Controversial Appointments and Rulings
The appointment of Supreme Court justices has always been a political act. Conservative Presidents and senate majorities have sought to seat justices who reflect their views and who will rule in favor of their policies well into the future. This tactic can include getting the legal endorsement of political maneuvering like gerrymandering or creating voting districts that favor one party.
Confirmation of justices is an emotionally fraught affair. A candidate’s personal views, religious beliefs, and interpretation of the Constitution are scrutinized for indications of how they will behave on the court for years into the future.

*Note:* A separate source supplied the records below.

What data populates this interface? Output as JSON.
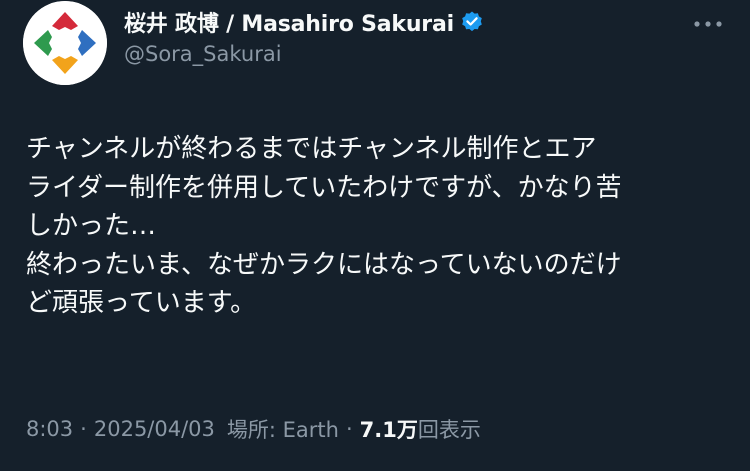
{
  "author": {
    "display_name": "桜井 政博 / Masahiro Sakurai",
    "handle": "@Sora_Sakurai",
    "verified": true
  },
  "icons": {
    "avatar": "avatar-compass-arrows",
    "verified": "verified-badge-icon",
    "more": "more-horizontal-icon"
  },
  "post": {
    "lines": [
      "チャンネルが終わるまではチャンネル制作とエア",
      "ライダー制作を併用していたわけですが、かなり苦",
      "しかった…",
      "終わったいま、なぜかラクにはなっていないのだけ",
      "ど頑張っています。"
    ]
  },
  "meta": {
    "time": "8:03",
    "separator": "·",
    "date": "2025/04/03",
    "location": "場所: Earth",
    "views_count": "7.1万",
    "views_label": "回表示"
  },
  "colors": {
    "background": "#15202b",
    "text_primary": "#f7f9f9",
    "text_secondary": "#8b98a5",
    "verified": "#1d9bf0",
    "avatar_red": "#d42a3a",
    "avatar_green": "#2e9a4e",
    "avatar_blue": "#2f6fc0",
    "avatar_yellow": "#f2a31b"
  }
}
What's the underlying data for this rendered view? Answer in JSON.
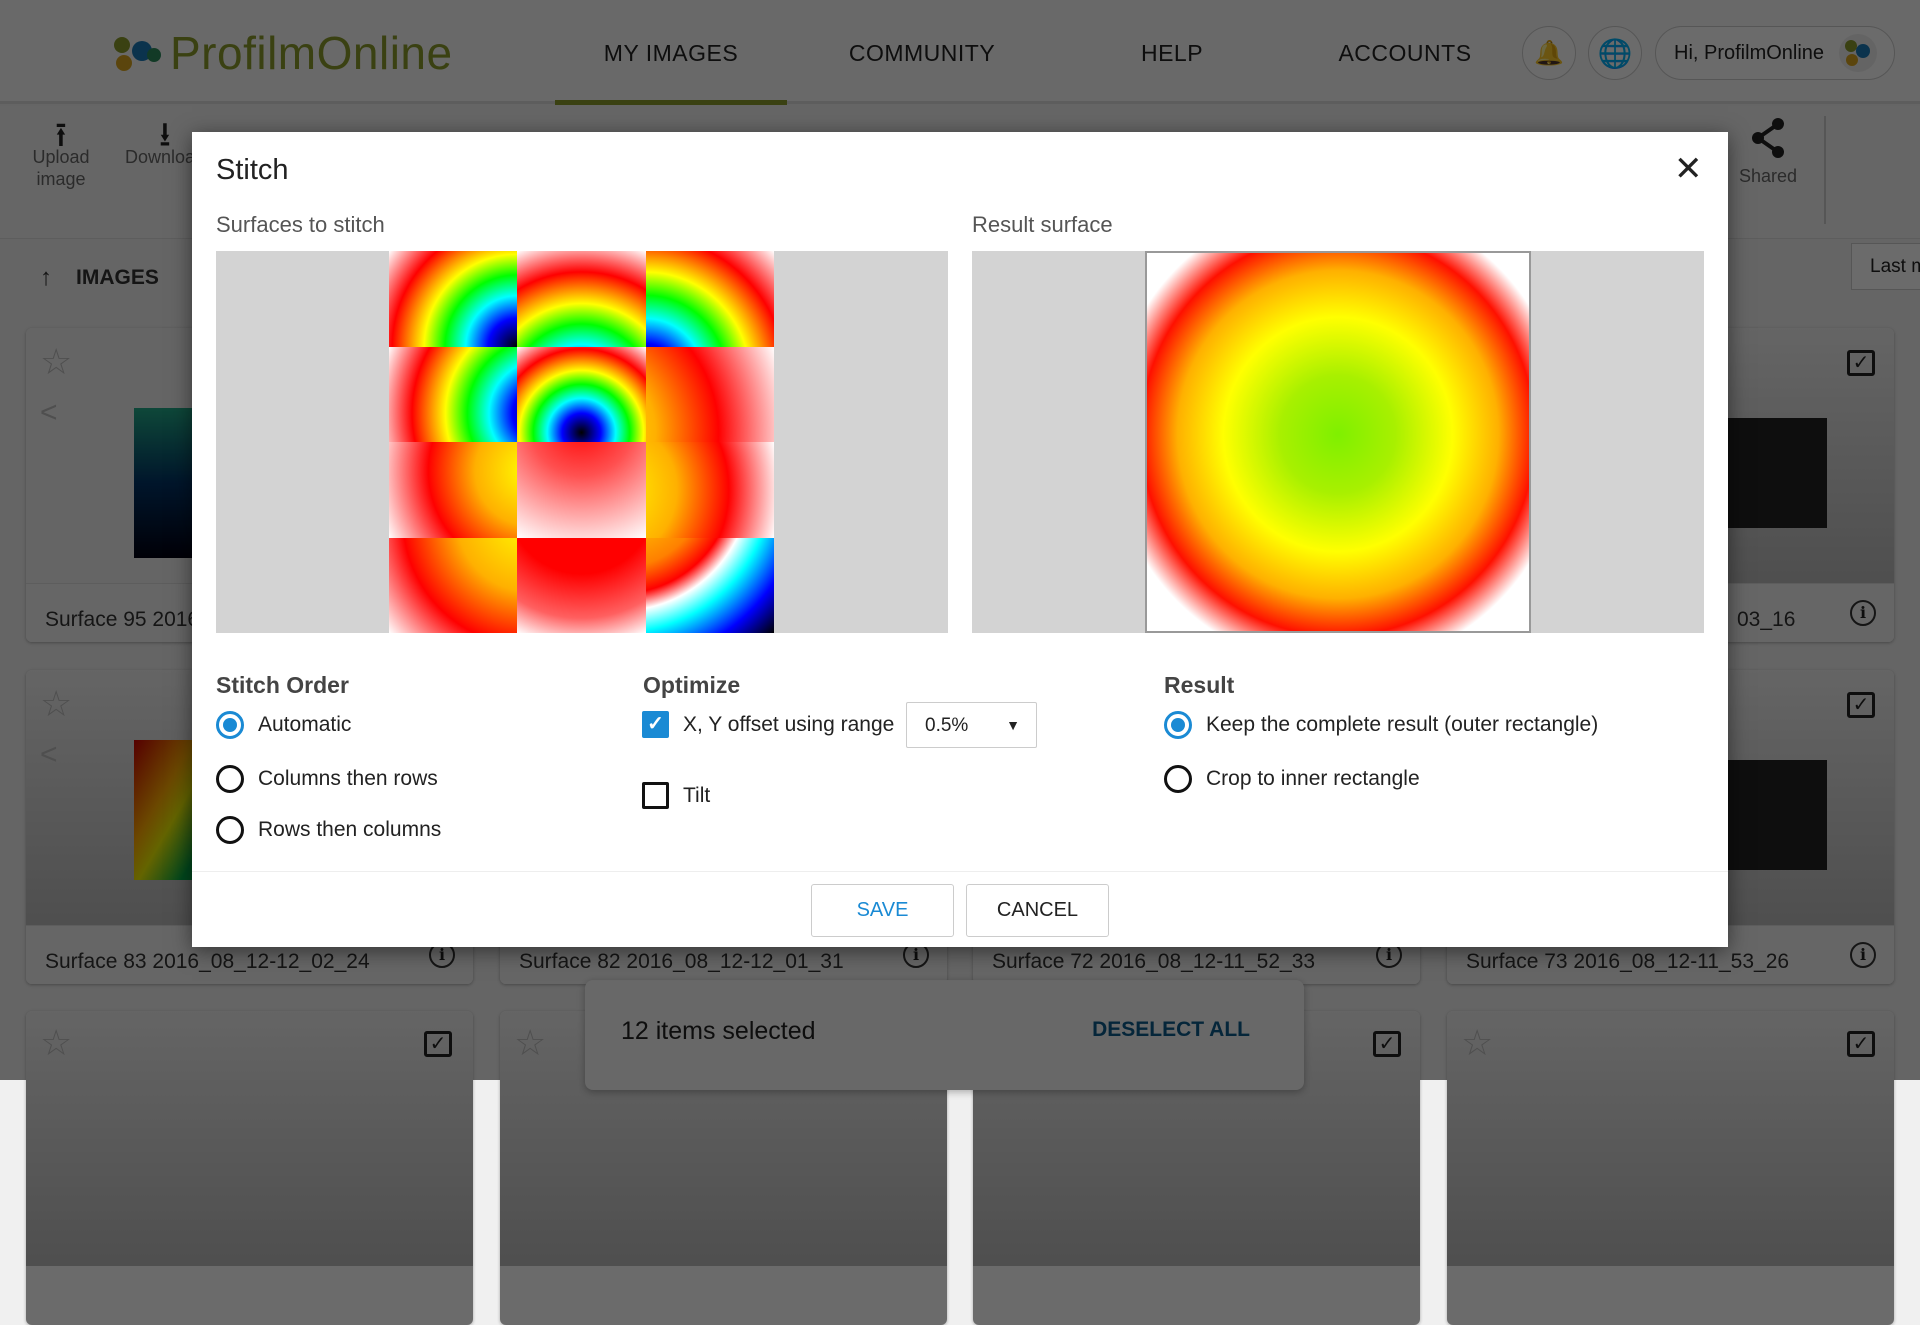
{
  "header": {
    "logo": "ProfilmOnline",
    "nav": [
      "MY IMAGES",
      "COMMUNITY",
      "HELP",
      "ACCOUNTS"
    ],
    "user": "Hi, ProfilmOnline",
    "icons": [
      "bell-icon",
      "globe-icon"
    ]
  },
  "toolbar": {
    "upload": "Upload image",
    "download": "Download",
    "shared": "Shared",
    "sort": "Last m"
  },
  "breadcrumb": {
    "label": "IMAGES"
  },
  "cards": [
    {
      "title": "Surface 95 2016"
    },
    {
      "title": ""
    },
    {
      "title": ""
    },
    {
      "title": "03_16"
    },
    {
      "title": "Surface 83 2016_08_12-12_02_24"
    },
    {
      "title": "Surface 82 2016_08_12-12_01_31"
    },
    {
      "title": "Surface 72 2016_08_12-11_52_33"
    },
    {
      "title": "Surface 73 2016_08_12-11_53_26"
    }
  ],
  "snackbar": {
    "text": "12 items selected",
    "action": "DESELECT ALL"
  },
  "dialog": {
    "title": "Stitch",
    "surfaces_label": "Surfaces to stitch",
    "result_label": "Result surface",
    "stitch_order": {
      "heading": "Stitch Order",
      "options": [
        "Automatic",
        "Columns then rows",
        "Rows then columns"
      ],
      "selected": "Automatic"
    },
    "optimize": {
      "heading": "Optimize",
      "xy_label": "X, Y offset using range",
      "xy_checked": true,
      "range": "0.5%",
      "tilt_label": "Tilt",
      "tilt_checked": false
    },
    "result": {
      "heading": "Result",
      "options": [
        "Keep the complete result (outer rectangle)",
        "Crop to inner rectangle"
      ],
      "selected": "Keep the complete result (outer rectangle)"
    },
    "save": "SAVE",
    "cancel": "CANCEL"
  },
  "colors": {
    "accent": "#1a8ad4",
    "brand": "#8a9a2a"
  }
}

Under President Barack Obama, the Senate majority leader, Mitch McConnell, refused to hold confirmation hearings for a Supreme Court candidate, Merrick Garland, saying it was too close to the presidential election cycle. This tactic and longtime liberal associate justice Ruth Bader Ginsburg’s refusal to retire during Obama’s eight-year presidency blocked Democrats from seating sympathetic judges. The Trump administration took advantage of the situation, seating two conservative justices, Brett Kavanaugh and Amy Coney Barrett. Once confirmed, they tipped the balance of the court in favor of overturning the nearly 50-year-old abortion rights case, Roe v. Wade, in 2022. Some prognosticators believe the fundamentalist-conservative tilt of the court majority may topple other recently-established rights, such as same-sex marriage.
Other Contributors in the Court
Each justice has a clerk they lean on for research and drafting decisions. Many of the current Supreme Court justices were clerks for other justices during law school or their early years practicing law. This process familiarizes candidates with the court and helps form their long-lasting views on essential precepts of the law. Current member Neil Gorsuch is the first associate justice to serve on the court alongside the justice he clerked for (Anthony M. Kennedy, who retired in 2022).